Les entreprises auraient tout intérêt à argumenter correctement les bienfaits qui résultent de leurs activités, et les mettre en balance avec les "méfaits" supposés qu'on leur impute. Le maïs ne naît pas dans des boîtes ; il faut le cultiver et le transporter ; l'électricité ne naît pas dans les prises de courant de nos domiciles : il faut la produire et la transporter.
Les entreprises devraient éviter d'utiliser la présente période d'obscurantisme pour leur propre publicité : dire "nos produits sont décarbonés" en espérant ainsi les mieux vendre relève de l'escroquerie en bande organisée (Code Pénal, article 313-2 : dix ans de prison et un million d'Euros d'amende – par personne).

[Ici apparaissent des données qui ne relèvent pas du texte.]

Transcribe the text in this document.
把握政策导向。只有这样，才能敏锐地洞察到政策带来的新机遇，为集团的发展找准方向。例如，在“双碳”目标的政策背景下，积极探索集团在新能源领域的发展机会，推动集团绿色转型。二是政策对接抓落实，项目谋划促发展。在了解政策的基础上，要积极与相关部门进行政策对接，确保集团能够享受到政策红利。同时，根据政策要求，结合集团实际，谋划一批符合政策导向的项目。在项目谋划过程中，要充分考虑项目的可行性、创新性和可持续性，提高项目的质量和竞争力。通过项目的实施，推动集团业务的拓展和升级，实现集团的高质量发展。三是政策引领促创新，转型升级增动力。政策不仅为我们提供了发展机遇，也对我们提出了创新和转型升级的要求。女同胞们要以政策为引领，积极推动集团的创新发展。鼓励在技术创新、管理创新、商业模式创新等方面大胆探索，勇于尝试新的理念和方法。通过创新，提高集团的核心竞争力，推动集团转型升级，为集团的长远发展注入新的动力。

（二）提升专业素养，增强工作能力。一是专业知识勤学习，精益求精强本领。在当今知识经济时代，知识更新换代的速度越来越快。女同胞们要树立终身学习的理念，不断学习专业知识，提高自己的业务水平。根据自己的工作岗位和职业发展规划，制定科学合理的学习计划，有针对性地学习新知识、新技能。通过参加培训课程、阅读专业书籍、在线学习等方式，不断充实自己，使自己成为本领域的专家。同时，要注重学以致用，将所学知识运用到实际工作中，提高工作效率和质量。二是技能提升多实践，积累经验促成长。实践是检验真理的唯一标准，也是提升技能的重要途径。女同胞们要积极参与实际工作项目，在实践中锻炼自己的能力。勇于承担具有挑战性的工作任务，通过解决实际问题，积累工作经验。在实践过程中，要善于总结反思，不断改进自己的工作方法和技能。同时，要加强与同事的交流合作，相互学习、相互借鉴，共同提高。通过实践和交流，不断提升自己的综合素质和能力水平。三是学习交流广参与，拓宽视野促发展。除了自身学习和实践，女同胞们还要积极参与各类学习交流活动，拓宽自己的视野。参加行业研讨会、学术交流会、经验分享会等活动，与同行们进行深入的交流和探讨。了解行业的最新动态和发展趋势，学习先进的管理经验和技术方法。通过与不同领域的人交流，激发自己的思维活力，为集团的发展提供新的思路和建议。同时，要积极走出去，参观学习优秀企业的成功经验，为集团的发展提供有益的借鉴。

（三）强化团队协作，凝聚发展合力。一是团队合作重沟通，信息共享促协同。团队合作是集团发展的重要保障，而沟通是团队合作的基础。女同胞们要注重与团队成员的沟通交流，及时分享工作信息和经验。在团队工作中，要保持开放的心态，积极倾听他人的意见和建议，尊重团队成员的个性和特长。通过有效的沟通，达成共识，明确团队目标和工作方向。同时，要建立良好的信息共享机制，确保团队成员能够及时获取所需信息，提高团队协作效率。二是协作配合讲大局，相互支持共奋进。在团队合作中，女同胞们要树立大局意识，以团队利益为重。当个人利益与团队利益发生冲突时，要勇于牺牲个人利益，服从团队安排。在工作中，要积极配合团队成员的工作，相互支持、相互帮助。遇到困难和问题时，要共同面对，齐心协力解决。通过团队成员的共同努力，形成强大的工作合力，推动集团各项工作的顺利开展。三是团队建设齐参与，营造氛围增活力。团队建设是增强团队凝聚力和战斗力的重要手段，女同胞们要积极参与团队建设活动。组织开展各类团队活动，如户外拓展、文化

L'obscurantisme n'a qu'un temps et Nuremberg succèdera à Grenelle.
Beaucoup d'entreprises ont, en interne, des spécialistes de décarbonation, qui vivent de cette activité. Il ne faut donc pas leur confier le soin de réviser le bilan carbone de manière à le rendre plus léger.
Bernard BEAUZAMY*
Source : Société de Calcul Mathématique SA
*Bernard BEAUZAMY, est un ancien élève de l'Ecole polytechnique (promotion 1968). En 1976, il obtient un Doctorat d'Etat ès Sciences en mathématiques, sous la direction de Laurent Schwartz. En 1995, il crée son entreprise, la Société de Calcul Mathématique, une entreprise spécialisée dans l’analyse et les probabilités, la théorie des nombres, le traitement du signal et de l'image, la modélisation, le calcul scientifique et l’optimisation.